Since her appointment in 2017, the GSA administrator has courted controversy by giving ‘incomplete and possibly misleading’ testimony to Congress regarding her role in White House decision making on the proposed move of the FBI headquarters which was halted by Trump who reportedly feared that a commercial developer could turn the vacated J Edgar Hoover Building at 935 Pennsylvania Avenue into a luxury hotel – and take business away from the Trump International located one block down the street. Murphy also has been slow in releasing GSA documents pertaining to the lease of the Old Post Office building and its site – now home to Trump International – to DJT Holdings, a company owned by the US president through a revocable trust.
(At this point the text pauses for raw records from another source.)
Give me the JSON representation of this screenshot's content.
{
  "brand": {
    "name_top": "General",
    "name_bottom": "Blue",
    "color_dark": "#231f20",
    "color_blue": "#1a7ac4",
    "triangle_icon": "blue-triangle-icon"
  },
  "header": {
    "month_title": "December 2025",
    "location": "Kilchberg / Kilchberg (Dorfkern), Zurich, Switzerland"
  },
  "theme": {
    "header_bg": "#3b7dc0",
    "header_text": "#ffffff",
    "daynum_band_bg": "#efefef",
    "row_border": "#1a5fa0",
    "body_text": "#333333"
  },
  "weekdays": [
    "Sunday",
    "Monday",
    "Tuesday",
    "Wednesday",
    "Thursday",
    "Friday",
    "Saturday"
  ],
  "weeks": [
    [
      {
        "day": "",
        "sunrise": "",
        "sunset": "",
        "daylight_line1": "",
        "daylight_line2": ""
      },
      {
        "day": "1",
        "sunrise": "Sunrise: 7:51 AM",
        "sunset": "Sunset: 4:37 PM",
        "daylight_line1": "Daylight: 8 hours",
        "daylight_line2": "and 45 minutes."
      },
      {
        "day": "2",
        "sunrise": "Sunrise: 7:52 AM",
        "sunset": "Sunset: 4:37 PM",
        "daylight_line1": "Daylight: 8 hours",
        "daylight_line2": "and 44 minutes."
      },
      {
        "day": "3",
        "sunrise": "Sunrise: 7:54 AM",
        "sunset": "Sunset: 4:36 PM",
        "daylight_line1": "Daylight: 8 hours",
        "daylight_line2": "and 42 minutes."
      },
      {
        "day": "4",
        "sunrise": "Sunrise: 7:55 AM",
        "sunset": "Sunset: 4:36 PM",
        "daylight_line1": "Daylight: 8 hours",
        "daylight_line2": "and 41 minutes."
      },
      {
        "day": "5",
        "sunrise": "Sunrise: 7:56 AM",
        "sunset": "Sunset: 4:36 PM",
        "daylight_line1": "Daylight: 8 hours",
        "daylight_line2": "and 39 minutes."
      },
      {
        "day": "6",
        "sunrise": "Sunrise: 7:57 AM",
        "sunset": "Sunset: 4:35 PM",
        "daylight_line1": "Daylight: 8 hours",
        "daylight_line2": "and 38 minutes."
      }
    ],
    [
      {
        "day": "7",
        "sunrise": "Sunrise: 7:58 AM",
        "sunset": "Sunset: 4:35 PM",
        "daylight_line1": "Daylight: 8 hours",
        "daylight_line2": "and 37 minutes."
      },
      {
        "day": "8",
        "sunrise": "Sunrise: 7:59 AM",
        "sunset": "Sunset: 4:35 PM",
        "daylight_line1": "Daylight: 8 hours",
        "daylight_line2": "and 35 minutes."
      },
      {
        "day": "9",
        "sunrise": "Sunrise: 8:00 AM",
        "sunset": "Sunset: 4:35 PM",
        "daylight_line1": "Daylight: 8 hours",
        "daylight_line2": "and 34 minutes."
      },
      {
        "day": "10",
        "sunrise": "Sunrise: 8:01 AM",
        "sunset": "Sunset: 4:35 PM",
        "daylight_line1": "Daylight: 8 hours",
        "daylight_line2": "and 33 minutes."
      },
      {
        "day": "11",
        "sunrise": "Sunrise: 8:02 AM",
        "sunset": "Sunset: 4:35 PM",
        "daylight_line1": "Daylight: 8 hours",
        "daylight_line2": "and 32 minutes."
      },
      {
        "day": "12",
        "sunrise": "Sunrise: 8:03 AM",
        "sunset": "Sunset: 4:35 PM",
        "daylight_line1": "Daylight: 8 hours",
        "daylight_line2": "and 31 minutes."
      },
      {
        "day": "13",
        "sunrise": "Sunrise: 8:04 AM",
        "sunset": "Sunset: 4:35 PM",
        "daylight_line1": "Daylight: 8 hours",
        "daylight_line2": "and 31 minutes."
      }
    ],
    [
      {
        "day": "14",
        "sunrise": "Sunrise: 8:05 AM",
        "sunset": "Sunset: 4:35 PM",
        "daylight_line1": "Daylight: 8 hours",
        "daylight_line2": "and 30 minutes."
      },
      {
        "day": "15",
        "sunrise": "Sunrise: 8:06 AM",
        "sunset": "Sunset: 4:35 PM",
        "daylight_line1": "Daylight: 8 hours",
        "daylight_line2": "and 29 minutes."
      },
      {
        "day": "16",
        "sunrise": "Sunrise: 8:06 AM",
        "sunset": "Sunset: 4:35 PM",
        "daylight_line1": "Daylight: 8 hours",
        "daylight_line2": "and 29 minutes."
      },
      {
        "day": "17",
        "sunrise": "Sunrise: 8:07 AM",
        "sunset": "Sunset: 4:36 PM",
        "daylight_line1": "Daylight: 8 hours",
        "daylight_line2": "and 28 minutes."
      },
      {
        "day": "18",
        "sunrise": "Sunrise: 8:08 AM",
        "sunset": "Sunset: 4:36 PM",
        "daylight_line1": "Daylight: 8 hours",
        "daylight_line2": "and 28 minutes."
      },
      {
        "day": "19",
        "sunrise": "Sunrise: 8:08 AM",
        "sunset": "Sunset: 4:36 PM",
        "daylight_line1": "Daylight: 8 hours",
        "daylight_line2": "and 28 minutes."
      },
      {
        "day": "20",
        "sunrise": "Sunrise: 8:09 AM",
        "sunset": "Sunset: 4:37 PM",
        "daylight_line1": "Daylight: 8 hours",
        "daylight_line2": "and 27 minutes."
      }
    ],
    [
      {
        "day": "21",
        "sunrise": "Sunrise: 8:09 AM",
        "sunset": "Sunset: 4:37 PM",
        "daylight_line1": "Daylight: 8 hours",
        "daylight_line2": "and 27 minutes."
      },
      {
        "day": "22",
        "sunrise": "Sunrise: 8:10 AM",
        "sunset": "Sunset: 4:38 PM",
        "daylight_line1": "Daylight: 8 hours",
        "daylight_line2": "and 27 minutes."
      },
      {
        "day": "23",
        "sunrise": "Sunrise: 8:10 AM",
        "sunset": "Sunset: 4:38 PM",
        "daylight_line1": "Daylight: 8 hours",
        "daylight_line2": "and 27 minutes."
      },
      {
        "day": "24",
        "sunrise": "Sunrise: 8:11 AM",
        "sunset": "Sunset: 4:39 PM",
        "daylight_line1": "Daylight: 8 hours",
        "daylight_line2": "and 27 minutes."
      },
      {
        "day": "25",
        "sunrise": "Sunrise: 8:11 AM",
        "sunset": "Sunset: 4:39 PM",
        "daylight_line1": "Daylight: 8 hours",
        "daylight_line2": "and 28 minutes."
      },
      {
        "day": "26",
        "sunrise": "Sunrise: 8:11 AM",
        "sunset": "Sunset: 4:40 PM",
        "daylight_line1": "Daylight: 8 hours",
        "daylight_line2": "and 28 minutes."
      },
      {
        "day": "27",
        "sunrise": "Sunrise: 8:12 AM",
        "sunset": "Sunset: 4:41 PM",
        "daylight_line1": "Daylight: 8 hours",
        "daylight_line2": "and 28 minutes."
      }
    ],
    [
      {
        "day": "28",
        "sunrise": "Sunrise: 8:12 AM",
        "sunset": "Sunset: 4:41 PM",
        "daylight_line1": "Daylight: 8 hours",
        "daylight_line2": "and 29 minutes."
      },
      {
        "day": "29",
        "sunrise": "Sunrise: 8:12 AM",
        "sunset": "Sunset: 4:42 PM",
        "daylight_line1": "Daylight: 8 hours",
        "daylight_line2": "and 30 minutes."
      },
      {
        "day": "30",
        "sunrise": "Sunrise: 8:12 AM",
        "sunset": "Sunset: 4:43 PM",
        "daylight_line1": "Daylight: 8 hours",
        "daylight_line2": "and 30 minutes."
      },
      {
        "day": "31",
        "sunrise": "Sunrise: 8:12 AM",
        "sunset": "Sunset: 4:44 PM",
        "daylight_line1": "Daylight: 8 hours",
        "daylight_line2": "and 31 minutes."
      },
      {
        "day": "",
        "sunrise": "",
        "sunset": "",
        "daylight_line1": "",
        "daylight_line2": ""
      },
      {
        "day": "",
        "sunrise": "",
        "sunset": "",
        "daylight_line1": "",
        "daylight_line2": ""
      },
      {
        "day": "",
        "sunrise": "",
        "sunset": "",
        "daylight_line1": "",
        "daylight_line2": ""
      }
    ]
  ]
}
Aides to the president-elect mull a lawsuit to force the GSA to release funds and facilities to the incoming administration’s transition team. The nonpartisan Center for Presidential Transition, a thinktank of former administrators that helps lay the groundwork for new administrations, urged Trump to ‘immediately begin’ the post-election process and release the resources available under the Presidential Transition Act. In a public message released on Sunday, the centre’s advisory board notes that the president-elect needs to recruit some 4,000 political appointees, including 1,250 whose nomination requires confirmation by the senate.

You’re Fired!

According to bestselling author Michael Lewis, whose 2018 book The Fifth Risk describes the chaotic transfer of power to the Trump team two years earlier, the present administration may be largely unaware of the importance of a smooth transition. At the time, the outgoing Obama Administration had prepared detailed briefs on each federal department and agency, and provided a complete infrastructure for the incoming team, although literally nobody showed up, with some departments waiting for weeks on end after the inauguration to meet the first batch of Trump appointees.

In a recording obtained by news website Axios, Director John McEntee of the White House Presidential Personnel Office warns that any political appointee looking for a new job outside the administration will be instantly terminated. Yesterday, that fate befell Defence Secretary Mark Esper who was summarily dismissed from his job by a Trump tweet. According to White House sources, Trump lost confidence in Esper a few weeks ago after he flatly refused to order the army to intervene in the street protests then taking place in a number of cities, citing the Posse Comitatus Act of 1878 which prevents the use of the military to enforce domestic policy.